[Hummingbird] Optimisation problem

Leverage Browser caching don't work
Expired headers .... Even if they are there manually don't work
a lot of ressources are block ... I try many things I need your help ...

Thanks
I've let web site open for support via your applications

  • Adam Czajczyk

    Hello Frederic

    I hope you're well today and thank you for your question!

    I checked your site and it seems that the browser caching is enabled by the plugin but not necessarily supported/enabled by server. Th assets on site (JS/CSS) are not optimized at all.

    Browser Caching

    The Hummingbird detects that the rules has been added to .htaccess but it also reports caching time as undefined/false and that it's not working properly. The first thing to check is to make sure that server configuration is valid (browser caching is actually handled by the server and Hummingbird only "triggers" it if possible). Could you please get in touch with your host tech support and ask them if:

    - the "expires" module (mod_expires for Apache, ngx_http_headers_module for NGINX) is enabled and if not if they could enable it for you?
    - if it is already enabled, if it's allowed to configure it via .htaccess or not?
    - if they could check (and adjust if necessary) its configuration to let you control it via .htaccess?

    Asset Configuration

    Please go to the "Hummingibird -> Asset Optimization" page and activate "Asset Optimization". A popup performing a test will show first, so disable "WPMU DEV CDN" there and wait until test finishes. Once it does, switch the Asset Optimization to "Advanced" mode:

    After that on a list of CSS and JS resources you'll see a set of buttons next to each file: compress, combine, move to footer and inline for CSS and compress, combine, move to footer and load after page is loaded for JS.

    The goal here is to set as many of them to have as many of these buttons enabled as possible while not letting the site to break. It's a daunting task that might take time and is more of a "trial & error" procedure rather than a "strict science" as there's no universal configuration and it's different on each and every WP Install. But it can help a lot.

    The usual procedure is to take two or three files from the top of the list and "experiment" with these switches until you get most of them enabled and the site is still running fine(please note, until each change is saved you need to visit the front-end of the site to made the changes applied). So, you'll need to constantly control the front-end to make sure that nothing breaks there.

    Once you got these two-three files set, move on to the next two or three and so on until the end of the list. This should let you optimize resources (and reduce "render blocking resources" issues) as much as possible without breaking the site.

    Then, once that's set up, you would want to try to enable WPMU DEV CDN and see if it helps or not. In most cases it helps a lot but sometimes it's better to keep it disabled so that has to be checked too - but it's best to test it once the Asset Optimization is fully configured.

    Apart from this I would also highly recommend following changes on site (it would be best to make them before setting up Asset Optimization, not after!)

    1. Increase WordPress memory limit

    Currently PHP is allowed to use up to 256M of memory but WordPress is still limited to its default 40M which is really small amount for that complex site. To improve it add following line to the "wp-config.php" file, right above the "/* That's all, stop editing */" line:

    define( 'WP_MEMORY_LIMIT', '256M' );

    2. Site is currently running on PHP 5.6.x

    It's quite an outdated version already and it would be good to switch to PHP 7.x (preferably 7.2.x). Usually there's an option to switch PHP for the domain in cPanel but if you don't have such option you might want to talk to you host. 7.2.x would provide better security and stability to the site and it should also give a nice performance boost out of the box as it's much faster than 5.6.x.

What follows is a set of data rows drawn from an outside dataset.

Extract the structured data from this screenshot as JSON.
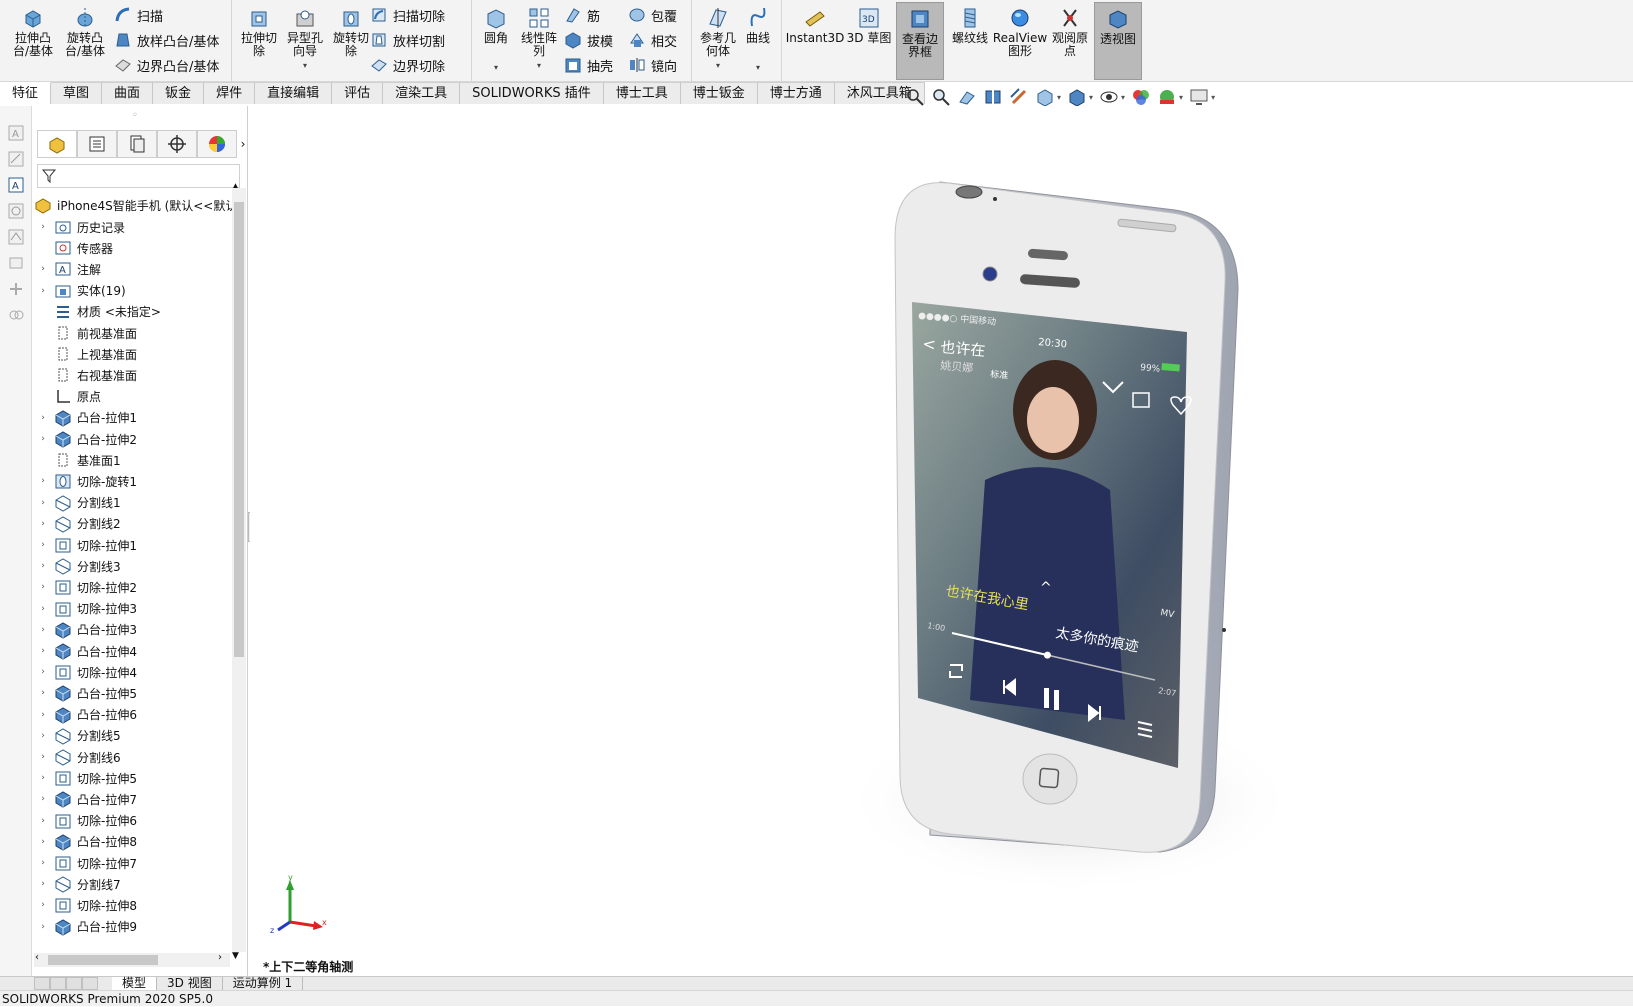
{
  "ribbon": {
    "extrude_boss": "拉伸凸\n台/基体",
    "revolve_boss": "旋转凸\n台/基体",
    "sweep": "扫描",
    "loft_boss": "放样凸台/基体",
    "boundary_boss": "边界凸台/基体",
    "extrude_cut": "拉伸切\n除",
    "hole_wizard": "异型孔\n向导",
    "revolve_cut": "旋转切\n除",
    "sweep_cut": "扫描切除",
    "loft_cut": "放样切割",
    "boundary_cut": "边界切除",
    "fillet": "圆角",
    "linear_pattern": "线性阵\n列",
    "rib": "筋",
    "draft": "拔模",
    "shell": "抽壳",
    "wrap": "包覆",
    "intersect": "相交",
    "mirror": "镜向",
    "ref_geometry": "参考几\n何体",
    "curves": "曲线",
    "instant3d": "Instant3D",
    "sketch3d": "3D 草图",
    "bounding_box": "查看边\n界框",
    "thread": "螺纹线",
    "realview": "RealView\n图形",
    "view_origins": "观阅原\n点",
    "perspective": "透视图"
  },
  "tabs": [
    "特征",
    "草图",
    "曲面",
    "钣金",
    "焊件",
    "直接编辑",
    "评估",
    "渲染工具",
    "SOLIDWORKS 插件",
    "博士工具",
    "博士钣金",
    "博士方通",
    "沐风工具箱"
  ],
  "tree": {
    "root": "iPhone4S智能手机 (默认<<默认",
    "items": [
      {
        "label": "历史记录",
        "icon": "history-folder-icon",
        "expand": true
      },
      {
        "label": "传感器",
        "icon": "sensor-icon",
        "expand": false
      },
      {
        "label": "注解",
        "icon": "annotation-icon",
        "expand": true
      },
      {
        "label": "实体(19)",
        "icon": "solid-bodies-folder-icon",
        "expand": true
      },
      {
        "label": "材质 <未指定>",
        "icon": "material-icon",
        "expand": false
      },
      {
        "label": "前视基准面",
        "icon": "plane-icon",
        "expand": false
      },
      {
        "label": "上视基准面",
        "icon": "plane-icon",
        "expand": false
      },
      {
        "label": "右视基准面",
        "icon": "plane-icon",
        "expand": false
      },
      {
        "label": "原点",
        "icon": "origin-icon",
        "expand": false
      },
      {
        "label": "凸台-拉伸1",
        "icon": "boss-extrude-icon",
        "expand": true
      },
      {
        "label": "凸台-拉伸2",
        "icon": "boss-extrude-icon",
        "expand": true
      },
      {
        "label": "基准面1",
        "icon": "plane-icon",
        "expand": false
      },
      {
        "label": "切除-旋转1",
        "icon": "cut-revolve-icon",
        "expand": true
      },
      {
        "label": "分割线1",
        "icon": "split-line-icon",
        "expand": true
      },
      {
        "label": "分割线2",
        "icon": "split-line-icon",
        "expand": true
      },
      {
        "label": "切除-拉伸1",
        "icon": "cut-extrude-icon",
        "expand": true
      },
      {
        "label": "分割线3",
        "icon": "split-line-icon",
        "expand": true
      },
      {
        "label": "切除-拉伸2",
        "icon": "cut-extrude-icon",
        "expand": true
      },
      {
        "label": "切除-拉伸3",
        "icon": "cut-extrude-icon",
        "expand": true
      },
      {
        "label": "凸台-拉伸3",
        "icon": "boss-extrude-icon",
        "expand": true
      },
      {
        "label": "凸台-拉伸4",
        "icon": "boss-extrude-icon",
        "expand": true
      },
      {
        "label": "切除-拉伸4",
        "icon": "cut-extrude-icon",
        "expand": true
      },
      {
        "label": "凸台-拉伸5",
        "icon": "boss-extrude-icon",
        "expand": true
      },
      {
        "label": "凸台-拉伸6",
        "icon": "boss-extrude-icon",
        "expand": true
      },
      {
        "label": "分割线5",
        "icon": "split-line-icon",
        "expand": true
      },
      {
        "label": "分割线6",
        "icon": "split-line-icon",
        "expand": true
      },
      {
        "label": "切除-拉伸5",
        "icon": "cut-extrude-icon",
        "expand": true
      },
      {
        "label": "凸台-拉伸7",
        "icon": "boss-extrude-icon",
        "expand": true
      },
      {
        "label": "切除-拉伸6",
        "icon": "cut-extrude-icon",
        "expand": true
      },
      {
        "label": "凸台-拉伸8",
        "icon": "boss-extrude-icon",
        "expand": true
      },
      {
        "label": "切除-拉伸7",
        "icon": "cut-extrude-icon",
        "expand": true
      },
      {
        "label": "分割线7",
        "icon": "split-line-icon",
        "expand": true
      },
      {
        "label": "切除-拉伸8",
        "icon": "cut-extrude-icon",
        "expand": true
      },
      {
        "label": "凸台-拉伸9",
        "icon": "boss-extrude-icon",
        "expand": true
      }
    ]
  },
  "phone_screen": {
    "carrier": "●●●●○ 中国移动",
    "time": "20:30",
    "battery": "99%",
    "song_title": "也许在",
    "artist": "姚贝娜",
    "quality_badge": "标准",
    "lyric_current": "也许在我心里",
    "lyric_next": "太多你的痕迹",
    "elapsed": "1:00",
    "duration": "2:07",
    "mv_badge": "MV",
    "progress_fraction": 0.47
  },
  "triad": {
    "x": "x",
    "y": "y",
    "z": "z"
  },
  "view_name": "*上下二等角轴测",
  "bottom_tabs": [
    "模型",
    "3D 视图",
    "运动算例 1"
  ],
  "status": "SOLIDWORKS Premium 2020 SP5.0",
  "colors": {
    "ribbon_bg": "#f3f3f3",
    "active_button": "#b9b9b9",
    "phone_body": "#e9e9e9",
    "phone_frame": "#a8acb8",
    "accent_blue": "#2a6fd6"
  }
}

    3. Review and "clean up" plugins.

    Site's got 40 plugins active currently and some of them are adding additional JS scripts and/or significantly affecting performance.

    - Plugins such as for example All in One Migration (and its add-ons) or Broken Link Checker - there's no need to keep them active all the time, it's better to enable them only when they are necessary but otherwise keep them disabled.

    - you got SmartCrawl already installed and it supports sitemaps so I'd stick to that, there's no need for separate sitemap plugin there

    - I can see how handy it might be to have GTMetrix "at hand" right in the dashboard but it's a "resource-eater" and the site can always be checked on GTMetrix site; it's up to you but I'd advise against keeping it active on site

    - the same as above applies to any stat plugin; it's much less "resource hungry" to use stats like Google Analytics or similar instead of forcing WordPress to create and handle all statistics; again, that's of course up to you

    - there's a chance that some other plugins are not necessary or may have some "more lightweight" equivalents or could be replaced with some simple code in child theme or mu-plugin; that's worth considering though I'm not pointing at any specific ones because I don't know your site as well as you do and I don't know what features of the plugins you really need; but think about it :slight_smile:

    That all together should make things better in my opinion.